Younger counsel tend to be very careful in engaging in such banter and are perceived as very serious and humourless as a result.

(14)(1)

Shrugs Shoulders

So people are complaining more but do not seem to have anything more to properly complain about? Seems right in these over-sensitive times.

(8)(1)

More Statistics

The more interesting statistic is in respect of outcomes, not number of complaints.

In 2020/2021, 129 complaints were closed after investigation. Of those:
48 were dismissed;
33 resulted in administrative warnings;
4 resulted in administrative fines;
38 were referred to the disciplinary tribunal, of which 20 were proved.
(appreciate the numbers don’t entirely add up)

In 2021/2022, 135 complaints were closed after investigation. Of those:
50 were dismissed;
46 resulted in admin warnings;
4 resulted in fines;
29 were referred to the disciplinary tribunal, of which 24 were proved.

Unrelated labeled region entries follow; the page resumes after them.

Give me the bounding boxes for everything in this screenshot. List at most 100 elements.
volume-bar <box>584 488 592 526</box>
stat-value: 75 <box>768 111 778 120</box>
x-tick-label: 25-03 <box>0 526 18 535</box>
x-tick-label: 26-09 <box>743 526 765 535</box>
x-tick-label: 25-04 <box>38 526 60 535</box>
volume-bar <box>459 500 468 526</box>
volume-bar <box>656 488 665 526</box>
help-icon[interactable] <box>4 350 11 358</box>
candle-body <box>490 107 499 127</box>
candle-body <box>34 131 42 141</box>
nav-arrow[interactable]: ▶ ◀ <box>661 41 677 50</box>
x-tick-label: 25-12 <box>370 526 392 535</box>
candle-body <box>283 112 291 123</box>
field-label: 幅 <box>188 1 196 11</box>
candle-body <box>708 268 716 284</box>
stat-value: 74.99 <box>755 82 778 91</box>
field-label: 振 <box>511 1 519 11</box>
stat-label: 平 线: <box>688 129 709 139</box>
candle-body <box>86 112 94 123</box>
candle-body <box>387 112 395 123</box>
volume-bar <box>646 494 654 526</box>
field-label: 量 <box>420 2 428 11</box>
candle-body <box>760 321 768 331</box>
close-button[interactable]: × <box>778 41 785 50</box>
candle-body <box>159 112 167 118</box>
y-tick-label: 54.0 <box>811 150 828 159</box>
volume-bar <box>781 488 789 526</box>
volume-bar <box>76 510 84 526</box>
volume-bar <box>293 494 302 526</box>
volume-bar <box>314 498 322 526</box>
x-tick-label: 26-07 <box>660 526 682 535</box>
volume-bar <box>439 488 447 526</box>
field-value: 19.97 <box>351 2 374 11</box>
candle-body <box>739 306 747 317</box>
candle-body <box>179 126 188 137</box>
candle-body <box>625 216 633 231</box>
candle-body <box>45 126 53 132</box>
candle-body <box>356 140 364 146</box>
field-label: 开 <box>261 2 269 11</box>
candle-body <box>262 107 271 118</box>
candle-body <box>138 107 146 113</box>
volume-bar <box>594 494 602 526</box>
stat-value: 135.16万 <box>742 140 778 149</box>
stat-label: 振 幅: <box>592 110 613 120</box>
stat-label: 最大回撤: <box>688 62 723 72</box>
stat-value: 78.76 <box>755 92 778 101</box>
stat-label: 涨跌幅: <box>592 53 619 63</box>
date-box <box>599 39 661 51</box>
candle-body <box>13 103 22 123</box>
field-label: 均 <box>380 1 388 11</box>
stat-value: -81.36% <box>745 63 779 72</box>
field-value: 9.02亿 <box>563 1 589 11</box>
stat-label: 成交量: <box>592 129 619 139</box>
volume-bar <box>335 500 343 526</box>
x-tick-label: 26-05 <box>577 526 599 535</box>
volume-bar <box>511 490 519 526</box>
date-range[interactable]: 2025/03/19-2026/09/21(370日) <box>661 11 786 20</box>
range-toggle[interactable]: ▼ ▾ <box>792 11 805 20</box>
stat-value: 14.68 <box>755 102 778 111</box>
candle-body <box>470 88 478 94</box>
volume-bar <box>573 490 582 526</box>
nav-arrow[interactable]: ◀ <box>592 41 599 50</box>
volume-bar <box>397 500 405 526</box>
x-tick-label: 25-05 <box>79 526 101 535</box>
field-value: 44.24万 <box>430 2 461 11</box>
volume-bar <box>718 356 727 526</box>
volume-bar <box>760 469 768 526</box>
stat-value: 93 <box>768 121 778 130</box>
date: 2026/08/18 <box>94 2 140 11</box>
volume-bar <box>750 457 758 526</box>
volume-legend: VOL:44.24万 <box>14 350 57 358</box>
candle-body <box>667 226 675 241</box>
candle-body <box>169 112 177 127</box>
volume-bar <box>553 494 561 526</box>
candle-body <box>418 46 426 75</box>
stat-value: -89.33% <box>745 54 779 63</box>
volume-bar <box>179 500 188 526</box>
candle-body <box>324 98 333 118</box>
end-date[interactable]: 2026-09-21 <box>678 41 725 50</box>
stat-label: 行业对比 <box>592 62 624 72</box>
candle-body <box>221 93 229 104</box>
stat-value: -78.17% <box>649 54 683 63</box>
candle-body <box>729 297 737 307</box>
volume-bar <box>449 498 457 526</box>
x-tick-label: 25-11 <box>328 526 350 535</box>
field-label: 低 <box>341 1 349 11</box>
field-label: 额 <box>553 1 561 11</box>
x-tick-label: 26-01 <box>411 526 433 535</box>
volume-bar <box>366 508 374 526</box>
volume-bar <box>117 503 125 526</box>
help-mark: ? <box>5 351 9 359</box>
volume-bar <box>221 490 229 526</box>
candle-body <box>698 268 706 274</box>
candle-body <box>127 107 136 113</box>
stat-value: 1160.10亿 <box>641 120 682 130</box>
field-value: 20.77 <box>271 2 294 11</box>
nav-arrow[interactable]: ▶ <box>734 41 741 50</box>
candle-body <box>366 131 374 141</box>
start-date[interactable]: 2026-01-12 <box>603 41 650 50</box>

I’m not sure these demonstrate any kind of increase in misconduct of barristers.
However, there are two additional factors not accounted for in the raw numbers:
1) That the BSB reg team is working slower this year, for some reason, which might be depressing this years numbers;
2) That the 2020/2021 stats include the lockdown period where many barristers weren’t working much, which might be depressing last year’s numbers.

(4)(0)

Anonymous

In other words there are a large number of false allegations.

(2)(0)

1955 call

That’s nothing! In my day not only did we have to pay for our pupillages, but we were savagely beaten, to the point of soiling, by our pupil masters.

We then had to thank them for correcting us and pay for the cost of the rod.

The under 70s don’t know they were born!!!

(0)(0)

Twatticus Filch

I think you repeated your comment there, old timer!